E a grande distanza? Con l’APC 12x42 si vedono i limiti della qualità ottica, che scompaiono, come vedremo con il modello ED. A grande distanza l’aberrazione si nota e quindi la nitidezza dell’immagine ne perde un po’, considerando l’ingrandimento. Ma in ogni caso si riescono a cogliere le silhouette dei rapaci con una precisione che è impossibile con un’ottica tradizionale.
Sul Delta del Po ho avuto l’occasione di incontrare una signora che stava usando, con soddisfazione, lo stesso modello ma con ingrandimento 16x.
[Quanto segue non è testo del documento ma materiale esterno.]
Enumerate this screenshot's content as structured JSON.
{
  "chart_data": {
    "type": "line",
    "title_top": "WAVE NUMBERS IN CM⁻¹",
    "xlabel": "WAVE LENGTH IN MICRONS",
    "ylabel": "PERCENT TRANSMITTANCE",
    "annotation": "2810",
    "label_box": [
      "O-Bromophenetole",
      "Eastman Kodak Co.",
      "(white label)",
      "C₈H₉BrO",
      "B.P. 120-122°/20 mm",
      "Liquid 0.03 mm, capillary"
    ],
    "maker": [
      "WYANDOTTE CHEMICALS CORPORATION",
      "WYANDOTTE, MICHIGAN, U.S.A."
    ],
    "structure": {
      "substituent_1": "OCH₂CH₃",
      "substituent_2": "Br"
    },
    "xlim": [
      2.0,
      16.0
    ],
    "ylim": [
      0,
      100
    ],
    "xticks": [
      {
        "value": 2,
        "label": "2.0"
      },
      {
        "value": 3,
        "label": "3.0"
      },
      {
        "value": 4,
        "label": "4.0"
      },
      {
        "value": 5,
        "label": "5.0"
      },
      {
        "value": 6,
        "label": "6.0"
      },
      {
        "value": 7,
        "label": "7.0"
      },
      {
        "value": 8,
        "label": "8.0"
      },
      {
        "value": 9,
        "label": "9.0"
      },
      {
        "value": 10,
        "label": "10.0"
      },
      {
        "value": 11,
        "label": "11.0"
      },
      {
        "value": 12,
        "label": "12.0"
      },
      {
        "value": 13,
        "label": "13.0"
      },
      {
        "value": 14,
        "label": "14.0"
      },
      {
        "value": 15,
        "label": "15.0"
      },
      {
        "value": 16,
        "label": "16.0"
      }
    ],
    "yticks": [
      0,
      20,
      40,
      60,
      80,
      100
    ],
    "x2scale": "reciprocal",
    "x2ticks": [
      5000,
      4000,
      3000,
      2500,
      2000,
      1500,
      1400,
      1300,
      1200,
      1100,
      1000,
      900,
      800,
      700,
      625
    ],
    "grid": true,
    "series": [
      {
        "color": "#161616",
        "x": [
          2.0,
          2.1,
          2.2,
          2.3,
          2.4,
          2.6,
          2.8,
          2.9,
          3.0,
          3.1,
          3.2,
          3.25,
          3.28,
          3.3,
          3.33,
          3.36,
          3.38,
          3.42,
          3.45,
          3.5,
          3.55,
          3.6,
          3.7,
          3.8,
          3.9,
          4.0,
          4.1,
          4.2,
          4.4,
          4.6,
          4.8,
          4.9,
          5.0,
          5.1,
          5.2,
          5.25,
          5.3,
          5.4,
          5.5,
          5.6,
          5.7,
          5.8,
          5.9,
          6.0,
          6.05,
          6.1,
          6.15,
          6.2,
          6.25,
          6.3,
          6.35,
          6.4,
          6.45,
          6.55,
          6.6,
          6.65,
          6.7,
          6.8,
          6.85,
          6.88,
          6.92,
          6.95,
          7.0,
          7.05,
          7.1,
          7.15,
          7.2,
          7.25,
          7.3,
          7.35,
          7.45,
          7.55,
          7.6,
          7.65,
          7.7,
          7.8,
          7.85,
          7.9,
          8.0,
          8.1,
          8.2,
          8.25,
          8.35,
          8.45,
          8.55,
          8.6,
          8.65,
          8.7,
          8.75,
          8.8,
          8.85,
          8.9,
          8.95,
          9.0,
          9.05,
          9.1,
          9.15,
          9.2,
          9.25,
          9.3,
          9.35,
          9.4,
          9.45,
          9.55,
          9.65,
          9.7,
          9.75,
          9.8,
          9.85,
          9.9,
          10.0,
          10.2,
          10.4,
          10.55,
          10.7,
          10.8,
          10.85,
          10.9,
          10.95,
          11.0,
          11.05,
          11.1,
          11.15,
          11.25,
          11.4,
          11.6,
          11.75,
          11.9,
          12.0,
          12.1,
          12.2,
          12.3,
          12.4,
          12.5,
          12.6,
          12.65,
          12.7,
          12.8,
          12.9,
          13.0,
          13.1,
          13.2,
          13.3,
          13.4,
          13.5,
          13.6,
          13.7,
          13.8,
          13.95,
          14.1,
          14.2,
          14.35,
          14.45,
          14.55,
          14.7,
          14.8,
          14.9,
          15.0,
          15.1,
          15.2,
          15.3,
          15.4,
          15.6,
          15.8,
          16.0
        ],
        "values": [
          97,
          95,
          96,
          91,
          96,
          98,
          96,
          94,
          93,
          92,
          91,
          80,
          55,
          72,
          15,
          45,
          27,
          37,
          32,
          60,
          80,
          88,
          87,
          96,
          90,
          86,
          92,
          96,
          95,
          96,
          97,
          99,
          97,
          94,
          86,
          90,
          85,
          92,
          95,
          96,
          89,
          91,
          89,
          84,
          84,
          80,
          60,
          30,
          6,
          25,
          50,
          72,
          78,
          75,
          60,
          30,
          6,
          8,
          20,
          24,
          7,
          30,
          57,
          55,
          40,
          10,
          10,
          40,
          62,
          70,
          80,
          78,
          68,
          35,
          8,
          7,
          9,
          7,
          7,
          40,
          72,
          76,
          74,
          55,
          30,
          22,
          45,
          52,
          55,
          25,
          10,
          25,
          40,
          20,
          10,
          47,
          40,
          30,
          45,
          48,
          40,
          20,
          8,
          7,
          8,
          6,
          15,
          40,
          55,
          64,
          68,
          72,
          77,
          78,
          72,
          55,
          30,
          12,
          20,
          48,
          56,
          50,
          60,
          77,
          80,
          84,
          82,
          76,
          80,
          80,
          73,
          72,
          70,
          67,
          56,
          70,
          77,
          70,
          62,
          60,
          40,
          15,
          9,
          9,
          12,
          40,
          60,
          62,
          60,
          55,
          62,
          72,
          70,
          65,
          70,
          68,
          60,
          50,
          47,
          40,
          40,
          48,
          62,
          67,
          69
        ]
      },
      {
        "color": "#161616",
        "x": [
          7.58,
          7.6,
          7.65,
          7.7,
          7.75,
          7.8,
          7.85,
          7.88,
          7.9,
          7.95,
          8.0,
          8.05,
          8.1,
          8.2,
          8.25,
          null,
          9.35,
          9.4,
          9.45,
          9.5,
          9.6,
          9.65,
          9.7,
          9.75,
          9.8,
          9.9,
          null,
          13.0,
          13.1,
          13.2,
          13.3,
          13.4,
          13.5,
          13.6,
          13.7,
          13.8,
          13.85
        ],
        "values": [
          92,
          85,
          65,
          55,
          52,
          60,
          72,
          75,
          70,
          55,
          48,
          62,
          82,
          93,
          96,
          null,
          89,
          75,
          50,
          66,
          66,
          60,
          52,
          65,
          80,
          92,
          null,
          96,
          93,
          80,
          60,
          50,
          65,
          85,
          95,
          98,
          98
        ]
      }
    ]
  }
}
Gentilmente mi ha permesso di provarlo e devo dire che, avendo in mano il 12x, ho notato una maggiore tendenza al dondolio e, ovviamente, un campo visivo molto ristretto, forse troppo per i miei gusti. Il 16x è senz’altro un binocolo per l’osservazione più statica, mentre io ho un tipo di BW molto dinamico, mi occorre quindi meno ingrandimento ma maggiore ampiezza di campo.
E nei confronti di un cannocchiale qual’è l’utilità di un APC 12x42? Intanto pesa di meno e si ha la visione binoculare. Se ci si spinge fino al 18X allora qui le cose certamente cambiano.
Per quanto mi riguarda, preferendo il 12x, direi che è un buon compendio al cannocchiale, che comunque permette di osservare a grande distanza con ingrandimento decisamente maggiori. Forse, se si hanno limiti di peso, occorre allora rimanere su un binocolo tradizionale che, ovviamente, pesa di meno.
E come va il modello APC 12x42 ED?
Premesso che cambia un po’ l’impugnatura e la posizione della messa a fuoco, ciò che si nota è la qualità ottica superiore, che lo avvicina a modelli al top di altre marche. L’osservazione è sempre rilassata, si possono seguire gli uccelli in volo per minuti senza stancarsi, anche se ovviamente il peso si fa sentire.
Anche a grande distanza e con scarsità di luce si ha una visione netta e si nota poco l’aberrazione ai lati. Alla Kite hanno fatto veramente un buon lavoro.
Difetti
Se devo trovare un difetto, è il peso, che si avvicina in entrambi i modelli ai 970 gr.
Non un’enormità, il mio Leica Trinovid pesa quasi un chilo e l’ho scarrozzato per decenni in montagna. Ma certo il peso al collo si sente. La maggior parte delle persone a cui l’ho fatto provare si è fermata qui: “eh però pesa”.
Ma il vantaggio che ti dà sul campo è assolutamente enorme. Ovviamente le dimensioni non sono compatte, dal momento che sono alloggiati batterie, processore e software, ma non sono nemmeno eccessive. Dipende sempre che uso se ne deve fare, forse per le gite in montagna è meglio portarsi dietro un 8x30, abbandonando i vantaggi della stabilizzazione (ma Kite produce anche un 8x32).
E quanto costano?
Appunto. Per me che sono abituato a maneggiare binocoli di alta gamma, 1200 € o 1700 € non sono cifre eccessive, dal momento che Kite offre la garanzia trentennale anche sulla stabilizzazione.
Nei binocoli ho imparato che il detto “chi più spende meno spende” è vero.
Certo, anche un binocolo da 200€ ci permette di fare osservazioni, e bene fa chi, non cogliendo le differenze ottiche, preferisce accontentarsi.
Ma la qualità ha sempre un costo e qui i nostri soldi penso siano ben spesi. Un binocolo stabilizzato ci permetterà sempre, anche con l’avanzare dell’età, di cogliere particolari che con un binocolo tradizionale sono impercettibili, a meno che ci si appoggi per bene su qualche supporto.
Conclusioni
Dopo averlo provato, abbandonerò mai la stabilizzazione ottica? Certo è difficile, soprattutto se si fa birdwatching intenso. Se invece si fa attività saltuaria e si è abituati a non soffermarsi sui particolari, allora sì, se ne potrebbe fare a meno. Rinunciando comunque a un’immediatezza eccezionale e a grandi soddisfazioni.